De la vida misma
La incomunicación en las grandes urbes es cosa habitual, pero hay quien tiene el coraje de ir a contracorriente.
“Había una vez...”, así tengo que empezar, porque lo que voy a contar tiene algo de fábula, o sea, fabuloso; como los cuentos, cuyo recurso literario es sorprender al lector.

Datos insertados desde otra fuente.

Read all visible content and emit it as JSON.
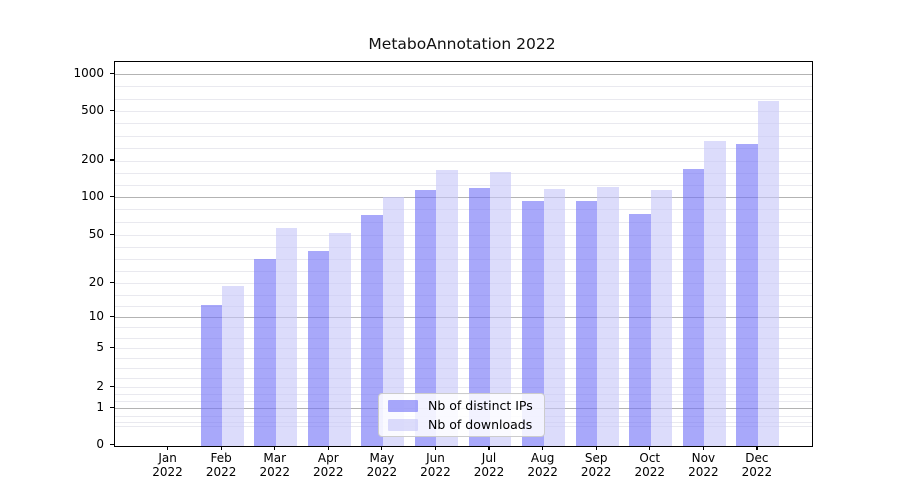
{
  "chart_data": {
    "type": "bar",
    "title": "MetaboAnnotation 2022",
    "x_months": [
      "Jan",
      "Feb",
      "Mar",
      "Apr",
      "May",
      "Jun",
      "Jul",
      "Aug",
      "Sep",
      "Oct",
      "Nov",
      "Dec"
    ],
    "x_year": "2022",
    "categories": [
      "Jan 2022",
      "Feb 2022",
      "Mar 2022",
      "Apr 2022",
      "May 2022",
      "Jun 2022",
      "Jul 2022",
      "Aug 2022",
      "Sep 2022",
      "Oct 2022",
      "Nov 2022",
      "Dec 2022"
    ],
    "series": [
      {
        "name": "Nb of distinct IPs",
        "slug": "distinct-ips",
        "color": "#7373f7",
        "values": [
          0,
          13,
          32,
          37,
          73,
          115,
          120,
          94,
          93,
          74,
          173,
          273
        ]
      },
      {
        "name": "Nb of downloads",
        "slug": "downloads",
        "color": "#c6c6f8",
        "values": [
          0,
          19,
          57,
          52,
          100,
          168,
          162,
          117,
          122,
          114,
          290,
          612
        ]
      }
    ],
    "bar_alpha": 0.62,
    "y_ticks": [
      0,
      1,
      2,
      5,
      10,
      20,
      50,
      100,
      200,
      500,
      1000
    ],
    "y_scale": "symlog-like (linear 0-1, logarithmic decades above)",
    "ylim": [
      0,
      1230
    ],
    "grid": {
      "major_values": [
        1,
        10,
        100,
        1000
      ],
      "minor": "every 0.1 decade",
      "major_color": "#b3b3b3",
      "minor_color": "#e9e9ef"
    },
    "legend": {
      "position": "lower center",
      "entries": [
        "Nb of distinct IPs",
        "Nb of downloads"
      ]
    },
    "colors": {
      "bar_distinct_ips_on_white": "#a9a9fa",
      "bar_downloads_on_white": "#dcdcfb",
      "axis": "#000000",
      "background": "#ffffff"
    }
  }
}
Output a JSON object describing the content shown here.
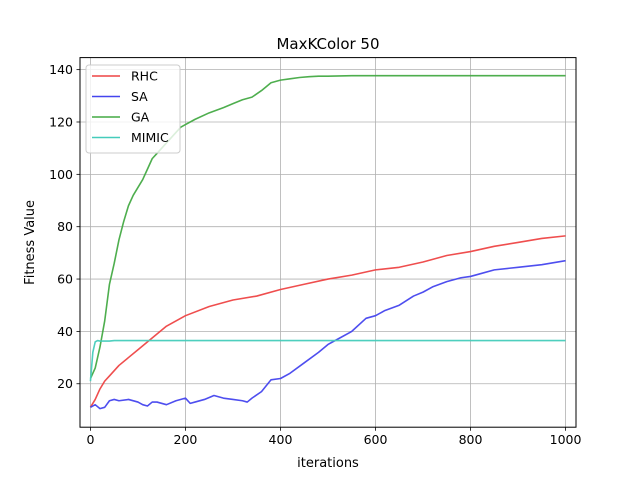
{
  "chart_data": {
    "type": "line",
    "title": "MaxKColor 50",
    "xlabel": "iterations",
    "ylabel": "Fitness Value",
    "xlim": [
      -22,
      1022
    ],
    "ylim": [
      3.4,
      144.6
    ],
    "xticks": [
      0,
      200,
      400,
      600,
      800,
      1000
    ],
    "yticks": [
      20,
      40,
      60,
      80,
      100,
      120,
      140
    ],
    "grid": true,
    "legend_position": "top-left",
    "series": [
      {
        "name": "RHC",
        "color": "#ee4444",
        "x": [
          0,
          10,
          20,
          30,
          40,
          60,
          80,
          100,
          120,
          140,
          160,
          180,
          200,
          250,
          300,
          350,
          400,
          450,
          500,
          550,
          600,
          650,
          700,
          750,
          800,
          850,
          900,
          950,
          1000
        ],
        "y": [
          11,
          14,
          18,
          21,
          23,
          27,
          30,
          33,
          36,
          39,
          42,
          44,
          46,
          49.5,
          52,
          53.5,
          56,
          58,
          60,
          61.5,
          63.5,
          64.5,
          66.5,
          69,
          70.5,
          72.5,
          74,
          75.5,
          76.5
        ]
      },
      {
        "name": "SA",
        "color": "#4444ee",
        "x": [
          0,
          10,
          20,
          30,
          40,
          50,
          60,
          80,
          100,
          110,
          120,
          130,
          140,
          160,
          180,
          200,
          210,
          220,
          240,
          260,
          280,
          300,
          320,
          330,
          340,
          360,
          380,
          400,
          420,
          450,
          480,
          500,
          520,
          550,
          580,
          600,
          620,
          650,
          680,
          700,
          720,
          750,
          780,
          800,
          820,
          850,
          900,
          950,
          1000
        ],
        "y": [
          11,
          12,
          10.5,
          11,
          13.5,
          14,
          13.5,
          14,
          13,
          12,
          11.5,
          13,
          13,
          12,
          13.5,
          14.5,
          12.5,
          13,
          14,
          15.5,
          14.5,
          14,
          13.5,
          13,
          14.5,
          17,
          21.5,
          22,
          24,
          28,
          32,
          35,
          37,
          40,
          45,
          46,
          48,
          50,
          53.5,
          55,
          57,
          59,
          60.5,
          61,
          62,
          63.5,
          64.5,
          65.5,
          67
        ]
      },
      {
        "name": "GA",
        "color": "#44aa44",
        "x": [
          0,
          10,
          20,
          30,
          40,
          50,
          60,
          70,
          80,
          90,
          100,
          110,
          120,
          130,
          140,
          150,
          160,
          170,
          180,
          190,
          200,
          220,
          250,
          280,
          300,
          320,
          340,
          360,
          380,
          400,
          420,
          440,
          460,
          480,
          500,
          550,
          600,
          700,
          800,
          900,
          1000
        ],
        "y": [
          22,
          26,
          34,
          44,
          58,
          66,
          75,
          82,
          88,
          92,
          95,
          98,
          102,
          106,
          108,
          110,
          112,
          114,
          116,
          118,
          119,
          121,
          123.5,
          125.5,
          127,
          128.5,
          129.5,
          132,
          135,
          136,
          136.5,
          137,
          137.3,
          137.5,
          137.5,
          137.7,
          137.7,
          137.7,
          137.7,
          137.7,
          137.7
        ]
      },
      {
        "name": "MIMIC",
        "color": "#44ccbb",
        "x": [
          0,
          5,
          10,
          15,
          20,
          30,
          40,
          50,
          60,
          80,
          100,
          200,
          400,
          600,
          800,
          1000
        ],
        "y": [
          21,
          32,
          36,
          36.5,
          36.3,
          36.3,
          36.3,
          36.5,
          36.5,
          36.5,
          36.5,
          36.5,
          36.5,
          36.5,
          36.5,
          36.5
        ]
      }
    ]
  }
}
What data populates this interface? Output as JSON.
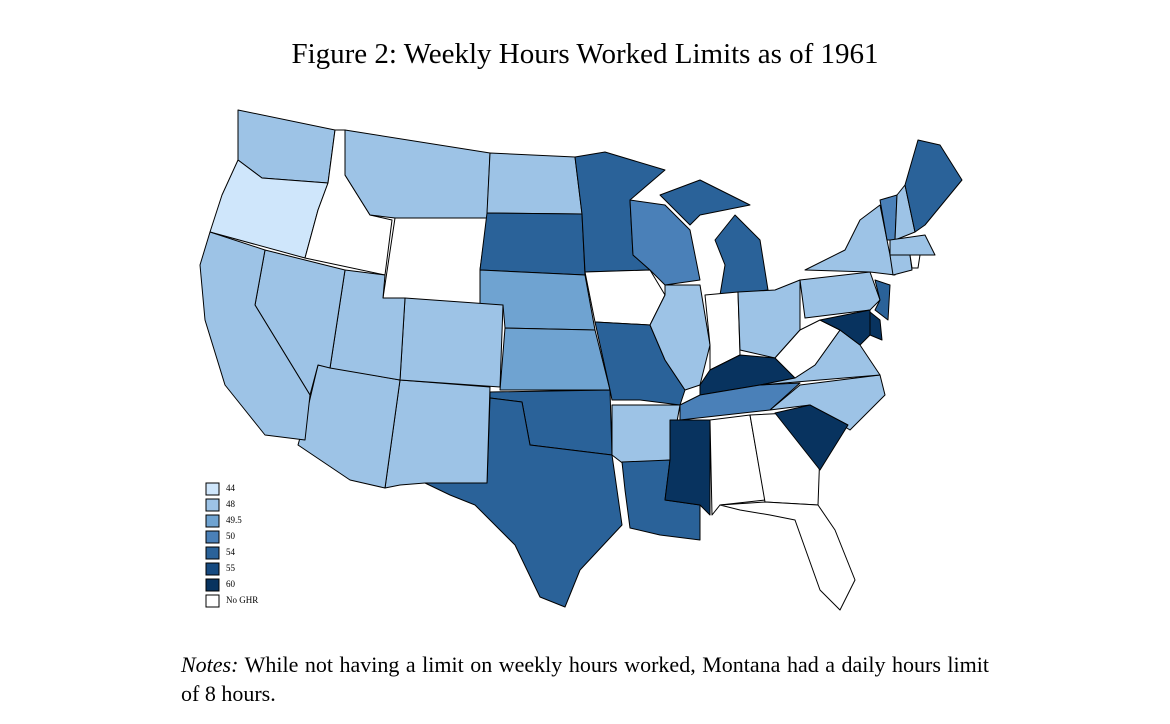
{
  "title": "Figure 2: Weekly Hours Worked Limits as of 1961",
  "legend": [
    {
      "label": "44",
      "color": "#cfe6fb"
    },
    {
      "label": "48",
      "color": "#9dc3e6"
    },
    {
      "label": "49.5",
      "color": "#6fa3d1"
    },
    {
      "label": "50",
      "color": "#4a80b8"
    },
    {
      "label": "54",
      "color": "#2a6299"
    },
    {
      "label": "55",
      "color": "#164a80"
    },
    {
      "label": "60",
      "color": "#08335f"
    },
    {
      "label": "No GHR",
      "color": "#ffffff"
    }
  ],
  "notes_label": "Notes:",
  "notes": "While not having a limit on weekly hours worked, Montana had a daily hours limit of 8 hours."
}
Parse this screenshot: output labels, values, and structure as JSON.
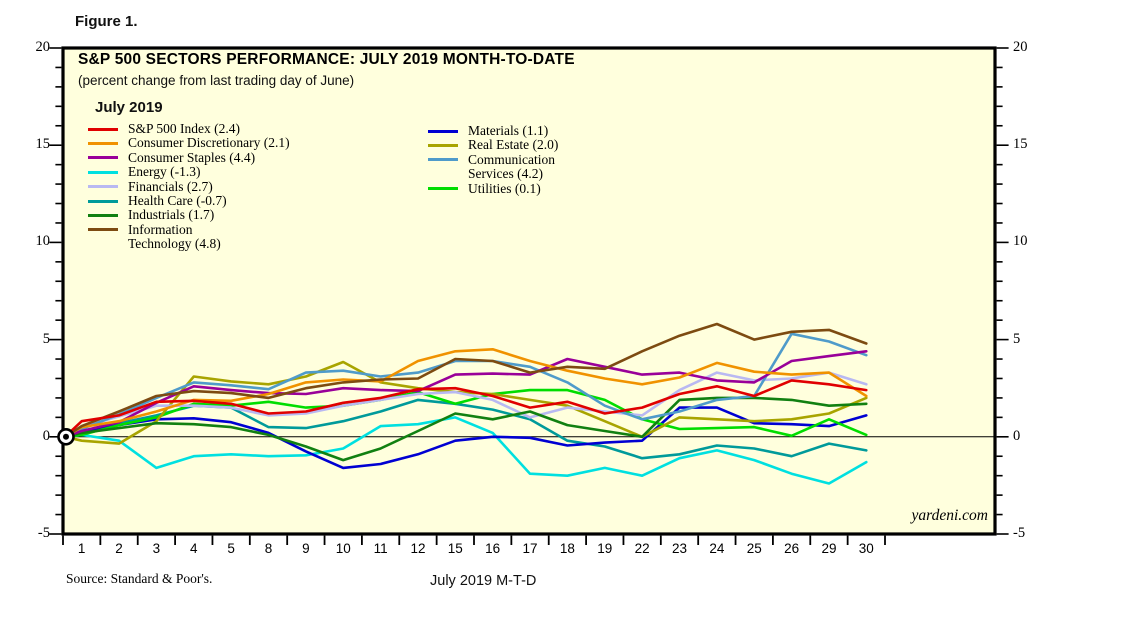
{
  "figure_label": "Figure 1.",
  "chart": {
    "title": "S&P 500 SECTORS PERFORMANCE: JULY 2019 MONTH-TO-DATE",
    "subtitle": "(percent change from last trading day of June)",
    "legend_heading": "July 2019",
    "watermark": "yardeni.com",
    "source_note": "Source: Standard & Poor's.",
    "x_axis_title": "July 2019 M-T-D",
    "plot_bg_color": "#ffffdd",
    "axis_color": "#000000"
  },
  "chart_data": {
    "type": "line",
    "title": "S&P 500 SECTORS PERFORMANCE: JULY 2019 MONTH-TO-DATE",
    "subtitle": "(percent change from last trading day of June)",
    "xlabel": "July 2019 M-T-D",
    "ylabel": "percent change",
    "ylim": [
      -5,
      20
    ],
    "y_major_ticks": [
      "20",
      "15",
      "10",
      "5",
      "0",
      "-5"
    ],
    "y_minor_step": 1,
    "grid": "off",
    "zero_line": true,
    "origin_marker": "bullseye at 0",
    "origin_value": 0,
    "legend_position": "top-left inside, two columns",
    "categories": [
      "1",
      "2",
      "3",
      "4",
      "5",
      "8",
      "9",
      "10",
      "11",
      "12",
      "15",
      "16",
      "17",
      "18",
      "19",
      "22",
      "23",
      "24",
      "25",
      "26",
      "29",
      "30"
    ],
    "series": [
      {
        "name": "S&P 500 Index",
        "month_to_date_pct": 2.4,
        "legend_lines": [
          "S&P 500 Index (2.4)"
        ],
        "legend_column": "left",
        "color": "#e00000",
        "values": [
          0.8,
          1.1,
          1.8,
          1.85,
          1.7,
          1.2,
          1.3,
          1.75,
          2.0,
          2.45,
          2.5,
          2.1,
          1.5,
          1.8,
          1.2,
          1.5,
          2.2,
          2.6,
          2.1,
          2.9,
          2.7,
          2.4
        ]
      },
      {
        "name": "Consumer Discretionary",
        "month_to_date_pct": 2.1,
        "legend_lines": [
          "Consumer Discretionary (2.1)"
        ],
        "legend_column": "left",
        "color": "#f09200",
        "values": [
          0.5,
          0.8,
          1.3,
          1.9,
          1.85,
          2.2,
          2.8,
          2.95,
          2.85,
          3.9,
          4.4,
          4.5,
          3.9,
          3.4,
          3.0,
          2.7,
          3.05,
          3.8,
          3.35,
          3.2,
          3.3,
          2.1
        ]
      },
      {
        "name": "Consumer Staples",
        "month_to_date_pct": 4.4,
        "legend_lines": [
          "Consumer Staples (4.4)"
        ],
        "legend_column": "left",
        "color": "#990099",
        "values": [
          0.3,
          0.75,
          1.75,
          2.6,
          2.4,
          2.25,
          2.2,
          2.5,
          2.4,
          2.35,
          3.2,
          3.25,
          3.2,
          4.0,
          3.6,
          3.2,
          3.3,
          2.9,
          2.8,
          3.9,
          4.15,
          4.4
        ]
      },
      {
        "name": "Energy",
        "month_to_date_pct": -1.3,
        "legend_lines": [
          "Energy (-1.3)"
        ],
        "legend_column": "left",
        "color": "#00e0e0",
        "values": [
          0.1,
          -0.2,
          -1.6,
          -1.0,
          -0.9,
          -1.0,
          -0.95,
          -0.6,
          0.55,
          0.65,
          1.0,
          0.2,
          -1.9,
          -2.0,
          -1.6,
          -2.0,
          -1.1,
          -0.7,
          -1.2,
          -1.9,
          -2.4,
          -1.3
        ]
      },
      {
        "name": "Financials",
        "month_to_date_pct": 2.7,
        "legend_lines": [
          "Financials (2.7)"
        ],
        "legend_column": "left",
        "color": "#b9b9f2",
        "values": [
          0.5,
          1.05,
          1.6,
          1.6,
          1.5,
          1.1,
          1.2,
          1.6,
          1.9,
          2.2,
          2.3,
          1.9,
          1.0,
          1.5,
          1.3,
          1.1,
          2.4,
          3.3,
          2.9,
          3.0,
          3.3,
          2.7
        ]
      },
      {
        "name": "Health Care",
        "month_to_date_pct": -0.7,
        "legend_lines": [
          "Health Care (-0.7)"
        ],
        "legend_column": "left",
        "color": "#009a9a",
        "values": [
          0.2,
          0.7,
          1.1,
          1.6,
          1.5,
          0.5,
          0.45,
          0.8,
          1.3,
          1.9,
          1.7,
          1.4,
          0.9,
          -0.2,
          -0.5,
          -1.1,
          -0.9,
          -0.45,
          -0.6,
          -1.0,
          -0.35,
          -0.7
        ]
      },
      {
        "name": "Industrials",
        "month_to_date_pct": 1.7,
        "legend_lines": [
          "Industrials (1.7)"
        ],
        "legend_column": "left",
        "color": "#118011",
        "values": [
          0.2,
          0.45,
          0.7,
          0.65,
          0.5,
          0.1,
          -0.5,
          -1.2,
          -0.6,
          0.3,
          1.2,
          0.9,
          1.3,
          0.6,
          0.3,
          0.0,
          1.9,
          2.0,
          2.0,
          1.9,
          1.6,
          1.7
        ]
      },
      {
        "name": "Information Technology",
        "month_to_date_pct": 4.8,
        "legend_lines": [
          "Information",
          "Technology (4.8)"
        ],
        "legend_column": "left",
        "color": "#7d4b11",
        "values": [
          0.55,
          1.3,
          2.1,
          2.35,
          2.25,
          2.0,
          2.5,
          2.8,
          2.95,
          3.0,
          4.0,
          3.9,
          3.3,
          3.6,
          3.5,
          4.4,
          5.2,
          5.8,
          5.0,
          5.4,
          5.5,
          4.8
        ]
      },
      {
        "name": "Materials",
        "month_to_date_pct": 1.1,
        "legend_lines": [
          "Materials (1.1)"
        ],
        "legend_column": "right",
        "color": "#0000d2",
        "values": [
          0.3,
          0.6,
          0.9,
          0.95,
          0.75,
          0.2,
          -0.75,
          -1.6,
          -1.4,
          -0.9,
          -0.2,
          0.0,
          -0.05,
          -0.45,
          -0.3,
          -0.2,
          1.5,
          1.5,
          0.7,
          0.65,
          0.55,
          1.1
        ]
      },
      {
        "name": "Real Estate",
        "month_to_date_pct": 2.0,
        "legend_lines": [
          "Real Estate (2.0)"
        ],
        "legend_column": "right",
        "color": "#a8a400",
        "values": [
          -0.2,
          -0.35,
          0.8,
          3.1,
          2.85,
          2.7,
          3.1,
          3.85,
          2.8,
          2.5,
          2.3,
          2.2,
          1.9,
          1.6,
          0.8,
          0.0,
          1.0,
          0.9,
          0.8,
          0.9,
          1.2,
          2.0
        ]
      },
      {
        "name": "Communication Services",
        "month_to_date_pct": 4.2,
        "legend_lines": [
          "Communication",
          "Services (4.2)"
        ],
        "legend_column": "right",
        "color": "#4f9bca",
        "values": [
          0.4,
          1.15,
          2.0,
          2.8,
          2.65,
          2.45,
          3.3,
          3.4,
          3.1,
          3.3,
          3.9,
          3.9,
          3.6,
          2.8,
          1.6,
          0.9,
          1.3,
          1.9,
          2.1,
          5.3,
          4.9,
          4.2
        ]
      },
      {
        "name": "Utilities",
        "month_to_date_pct": 0.1,
        "legend_lines": [
          "Utilities (0.1)"
        ],
        "legend_column": "right",
        "color": "#00dd00",
        "values": [
          0.1,
          0.6,
          1.0,
          1.7,
          1.6,
          1.8,
          1.5,
          1.6,
          1.9,
          2.3,
          1.7,
          2.2,
          2.4,
          2.4,
          1.9,
          0.9,
          0.4,
          0.45,
          0.5,
          0.05,
          0.9,
          0.1
        ]
      }
    ]
  }
}
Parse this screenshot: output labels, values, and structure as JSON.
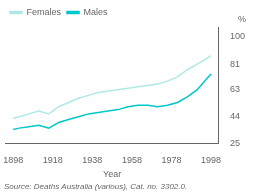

Un problema de las grandes urbes, quizás el primero, es la incomunicación: muchas personas y cada una a lo suyo. Pues bien, el reto que se plantea cada día Paco, nuestro personaje, es alterar el orden comunicativo establecido, o mejor, incomunicativo. Empieza así: «Aunque me da verdadero “corte” acercarme de primeras a alguien que no conozco, voy saludando a la gente en la estación y en el tren. Muchas caras se repiten cada día. En Chamartín empecé a saludar a un señor que acabó ofreciéndome trabajo para mi hermano». Una vez le había contado que su hermano es informático, y el buen hombre, que resultó ser director general de una gran empresa, le ofreció trabajo para cualquier informático que Paco conociera. «A mi hermano no le hizo falta –sigue Paco–, pero le he mandado varios currículos, y entre ellos el de una chica a la que también conocí en la estación, una vez que tuve que esperar un buen rato en la cola. Ayer me volví a encontrar con el señor y me dijo que había entrevistado a la chica y que la iba a contratar. Al rato, me llamó ella para decírmelo». Haz el bien, y no mires a quién. «Esta “locura” de procurar saludar a gente desconocida –concluye– produce frutos materiales, en algunos casos, y espirituales, espero que en todos».